Reasons for the poem • Tennyson, like his father, was a hard worker while those around him lived a life of leisure • His father was disinherited from his family and later died; Tennyson had to leave college and help his family • Angered with those around him living the life of leisure and escapism through alcohol and other means • OR – was he endorsing a life of relaxation? Many lower and middle class of England at the time were working in factories and preoccupied. Did they need to relax? • OR – was he just responding to The Odyssey? Was he arguing a life of moderation?

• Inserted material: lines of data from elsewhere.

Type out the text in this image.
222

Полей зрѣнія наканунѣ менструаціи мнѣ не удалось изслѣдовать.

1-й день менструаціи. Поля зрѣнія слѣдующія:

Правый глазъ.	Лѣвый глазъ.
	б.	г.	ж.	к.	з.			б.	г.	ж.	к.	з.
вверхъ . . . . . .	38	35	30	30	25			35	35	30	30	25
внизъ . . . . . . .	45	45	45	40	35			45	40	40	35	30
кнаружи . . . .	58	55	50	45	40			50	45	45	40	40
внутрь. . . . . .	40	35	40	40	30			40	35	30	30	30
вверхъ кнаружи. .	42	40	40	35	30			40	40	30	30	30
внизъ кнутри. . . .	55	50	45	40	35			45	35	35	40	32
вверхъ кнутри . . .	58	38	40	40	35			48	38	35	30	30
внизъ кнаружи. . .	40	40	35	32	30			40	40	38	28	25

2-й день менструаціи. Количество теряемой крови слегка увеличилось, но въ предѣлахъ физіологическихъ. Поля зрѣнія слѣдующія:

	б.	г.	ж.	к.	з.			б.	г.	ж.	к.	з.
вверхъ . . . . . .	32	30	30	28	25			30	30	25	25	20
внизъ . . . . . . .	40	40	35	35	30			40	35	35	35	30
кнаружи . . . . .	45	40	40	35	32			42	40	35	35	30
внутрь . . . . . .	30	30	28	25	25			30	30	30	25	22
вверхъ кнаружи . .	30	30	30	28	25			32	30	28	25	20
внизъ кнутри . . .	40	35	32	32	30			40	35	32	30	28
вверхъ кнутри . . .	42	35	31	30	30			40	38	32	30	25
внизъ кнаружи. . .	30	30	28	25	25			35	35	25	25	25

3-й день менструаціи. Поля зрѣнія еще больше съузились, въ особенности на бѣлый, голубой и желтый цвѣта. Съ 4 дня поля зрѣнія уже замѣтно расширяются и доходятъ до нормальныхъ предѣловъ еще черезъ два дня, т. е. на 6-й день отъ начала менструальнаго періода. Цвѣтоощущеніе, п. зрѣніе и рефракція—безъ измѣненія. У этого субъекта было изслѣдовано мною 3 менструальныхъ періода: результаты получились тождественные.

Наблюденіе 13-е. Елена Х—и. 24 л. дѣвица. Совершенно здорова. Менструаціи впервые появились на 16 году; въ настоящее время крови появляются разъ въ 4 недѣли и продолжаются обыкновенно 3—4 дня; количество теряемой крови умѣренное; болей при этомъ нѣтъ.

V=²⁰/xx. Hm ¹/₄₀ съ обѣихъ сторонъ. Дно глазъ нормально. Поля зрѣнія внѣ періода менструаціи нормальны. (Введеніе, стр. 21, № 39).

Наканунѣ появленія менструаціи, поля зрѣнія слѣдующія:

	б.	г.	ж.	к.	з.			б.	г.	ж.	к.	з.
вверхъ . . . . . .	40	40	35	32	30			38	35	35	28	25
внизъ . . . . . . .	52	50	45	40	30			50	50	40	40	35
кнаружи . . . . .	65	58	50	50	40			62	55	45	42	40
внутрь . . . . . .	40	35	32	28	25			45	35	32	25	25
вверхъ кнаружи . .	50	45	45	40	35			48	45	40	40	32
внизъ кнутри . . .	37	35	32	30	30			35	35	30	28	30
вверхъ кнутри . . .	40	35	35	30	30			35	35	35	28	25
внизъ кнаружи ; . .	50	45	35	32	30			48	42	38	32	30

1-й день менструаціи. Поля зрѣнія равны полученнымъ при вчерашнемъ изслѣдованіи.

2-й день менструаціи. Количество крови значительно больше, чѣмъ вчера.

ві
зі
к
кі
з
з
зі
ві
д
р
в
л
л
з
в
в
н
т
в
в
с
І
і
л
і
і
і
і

The poem also draws on the biblical Garden of Eden in the Book of Genesis. • A "life of toil" is Adam's punishment for eating the forbidden fruit of the Tree of Knowledge: after succumbing to the temptation, Adam is condemned to labor by the sweat of his brow. • In this poem, fruit (the lotos) provides a release from the life of labor, suggesting an inversion of the biblical story.

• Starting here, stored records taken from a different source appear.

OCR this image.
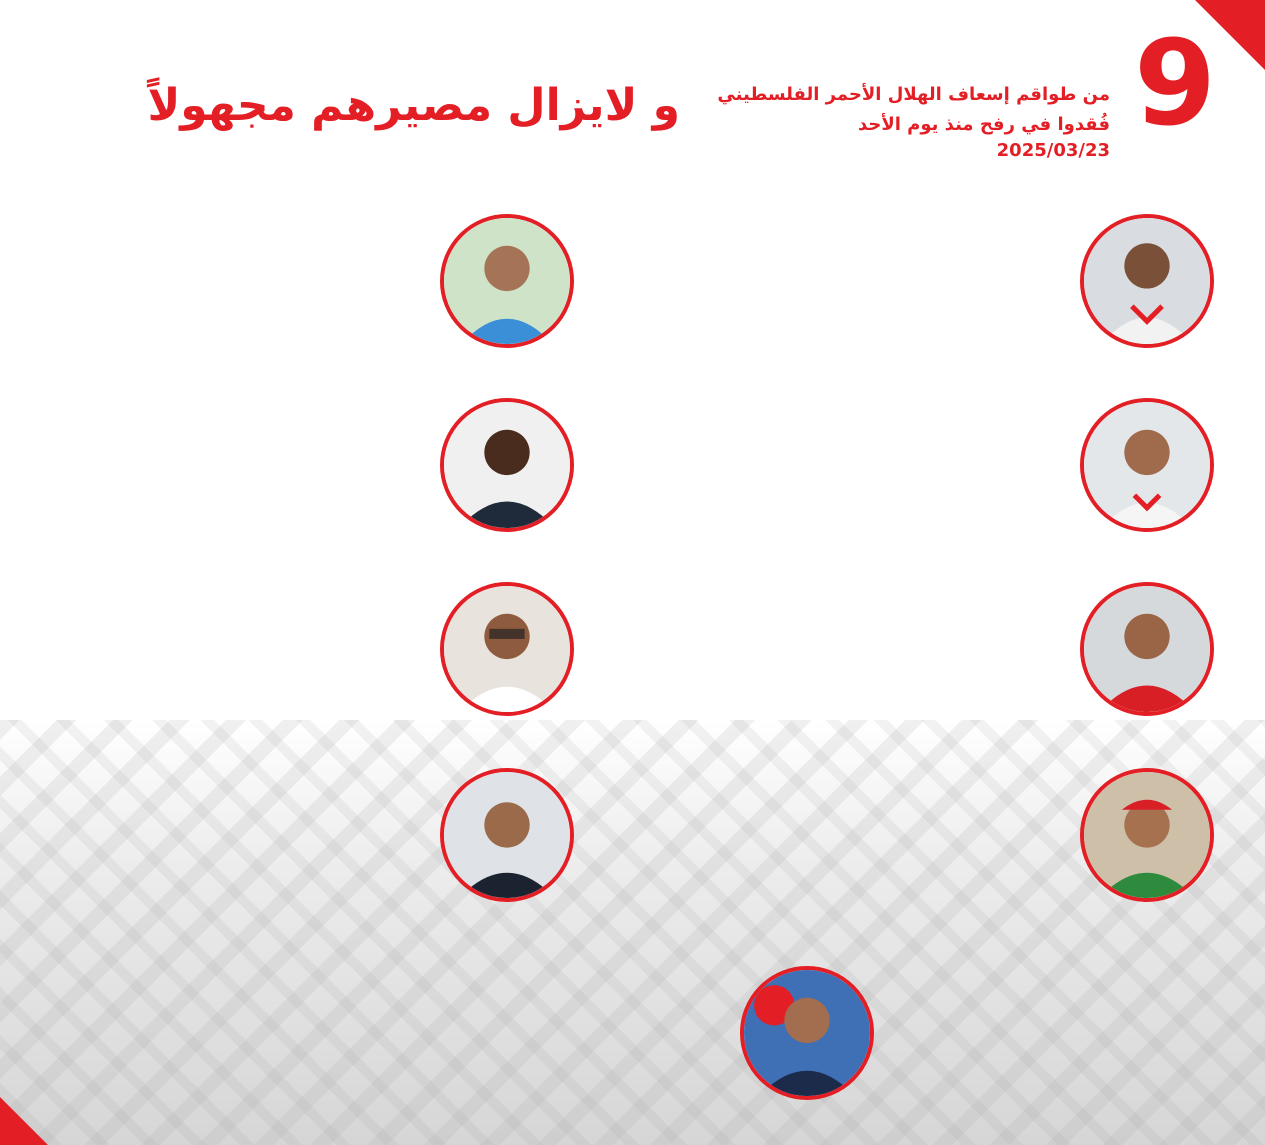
9
من طواقم إسعاف الهلال الأحمر الفلسطيني
فُقدوا في رفح منذ يوم الأحد
2025/03/23
و لايزال مصيرهم مجهولاً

Nearly every stanza presents a different argument to justify the mariners' decision to remain in the Lotos Land. • For example, in the second stanza the shipmates express the fact that man, who is the pinnacle of creation, is the only creature made to toil and labor all the days of his life.
The mariners may be deceiving themselves in succumbing to the hypnotic power of the flower. • Eating the lotos involves abandoning reality and living instead in a world of appearances, where everything "seems" to be but nothing actually is: "a land where all things always seemed the same" (line 24). • The word "seems" recurs throughout the poem, and can be found in all but one of the opening five stanzas, suggesting that the Lotos Land is not so much a "land of streams" as a "land of seems.” • In the final stanza, the poem describes the Lotos Land as a "hollow" land with "hollow" caves. Here we can infer that the vision of the sailors is somehow empty.
Odysseus will drag his men away from the Lotos Land. The sailors' case for lethargy is further undermined by their complaint that it is unpleasant "to war with evil" (line 94). • By choosing the Lotos Land, the mariners are abandoning the opportunity for meaning in life and the potential for heroic accomplishment. • Tennyson forces us to consider the appeal of a life without toil: although we share the longing for a carefree and relaxed existence, few people could truly be happy without any challenges to overcome, without the fire of aspiration and the struggle to make the world a better place.
Your task: poetry analysis • In your group, begin by reading each section of the poem individually. • Next, decide on the focus (and this can be more than one) of that section, looking at each stanza. Is it a complaint about labor or justifying a reason to stay? Or is it neutral? Annotate lines which support your argument. Write the focus in the margain. • Find any literary devices for this section. Underline and label. • Continue this way throughout your reading of the poem.